Thread: Data warehouse & OLAP
hi,
I'm working in the implementation of a datawarehouse on Postgres.
For analisys of aggregated data I'd like to use some OLAP tools like for example, Mondrian, OR use the meterialized view (if better).
My questions:
is there any documentation about warehouse (with OLAP or materialized view) on Postgres?
Which is better? OLAP tools (I think) or materialized view?
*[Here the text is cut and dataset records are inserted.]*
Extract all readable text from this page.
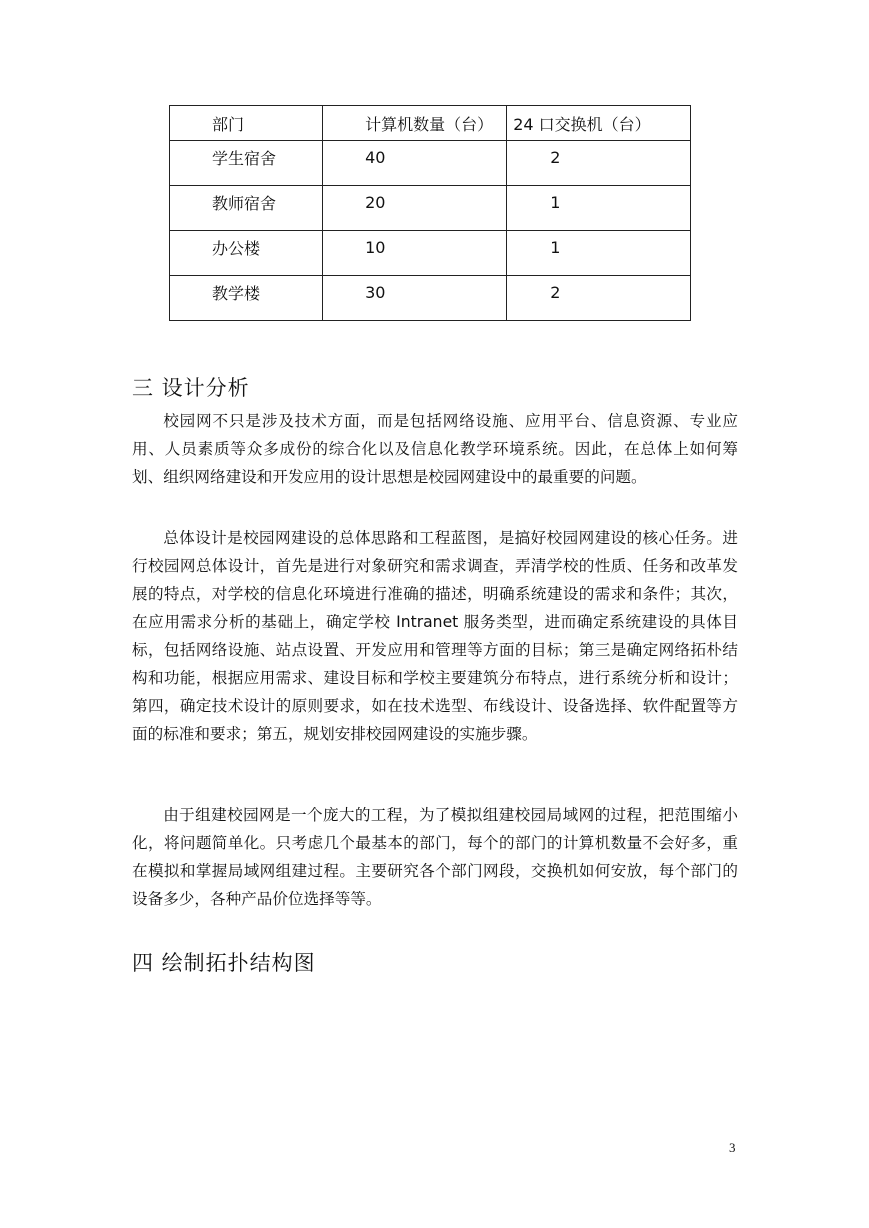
部门	计算机数量（台）	24 口交换机（台）

学生宿舍	40	2

教师宿舍	20	1

办公楼	10	1

教学楼	30	2
三 设计分析

校园网不只是涉及技术方面，而是包括网络设施、应用平台、信息资源、专业应用、人员素质等众多成份的综合化以及信息化教学环境系统。因此，在总体上如何筹划、组织网络建设和开发应用的设计思想是校园网建设中的最重要的问题。

总体设计是校园网建设的总体思路和工程蓝图，是搞好校园网建设的核心任务。进行校园网总体设计，首先是进行对象研究和需求调查，弄清学校的性质、任务和改革发展的特点，对学校的信息化环境进行准确的描述，明确系统建设的需求和条件；其次，在应用需求分析的基础上，确定学校 Intranet 服务类型，进而确定系统建设的具体目标，包括网络设施、站点设置、开发应用和管理等方面的目标；第三是确定网络拓朴结构和功能，根据应用需求、建设目标和学校主要建筑分布特点，进行系统分析和设计；第四，确定技术设计的原则要求，如在技术选型、布线设计、设备选择、软件配置等方面的标准和要求；第五，规划安排校园网建设的实施步骤。

由于组建校园网是一个庞大的工程，为了模拟组建校园局域网的过程，把范围缩小化，将问题简单化。只考虑几个最基本的部门，每个的部门的计算机数量不会好多，重在模拟和掌握局域网组建过程。主要研究各个部门网段，交换机如何安放，每个部门的设备多少，各种产品价位选择等等。

四 绘制拓扑结构图
3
Any information is welcome!
Thanks
Stefano
On 8/9/06, Stefano B. <stefano.bonnin@comai.to> wrote: > > > hi, > I'm working in the implementation of a datawarehouse on Postgres. > > For analisys of aggregated data I'd like to use some OLAP tools like for > example, Mondrian, OR use the meterialized view (if better). > > My questions: > is there any documentation about warehouse (with OLAP or materialized view) > on Postgres? > Which is better? OLAP tools (I think) or materialized view? > > Any information is welcome! > Thanks You'll obviously have to identify all possible changes to your normalized data that affect the data warehouse consistency. As far as I know, pgsql doesn't directly support materialized views, so you'll write one or more update_warehouse functions and do one of the following: 1.) set up a collection of triggers to keep track of all changes since the last synchronization. Set up a periodic task (probably using pgAgent) which will invoke the update_warehouse functions which will than update the needed records. 2.) set up a collection of triggers directly calling your update_functions The first option is what probably 99% users need because of the implicit nature of the queries run against warehouse data. An hour, day or even week of the latest data very often makes no difference when analyzing an OLAP cube, but the exact tolerance level obviously depends on the exact queries analysts really run, the resources available/needed to refresh the warehouse, the nature of the data etc. The second option is nice in that it keeps the relational data in sync with the warehouse, but this can only be implemented in specific systems where the update load is tolerable, changes limited in scope and update triggers highly focused on the scope of the change. I can imagine circumstances when you'd need such a setup, but most of the time it's just a theoretical possibility. I have implemented the second approach using the very good Mondrian OLAP server and stunning JRubik analysis interface in one of my systems (small database, several dozen MB, less than a milion records, total) at the price of a ~2 sec delay when updating a row - an action that happens about 50-60 times per day. The reason was very non-technical: we needed to be able to say "you can analyze data in real time". Hope this helps. Cheers, t.n.a.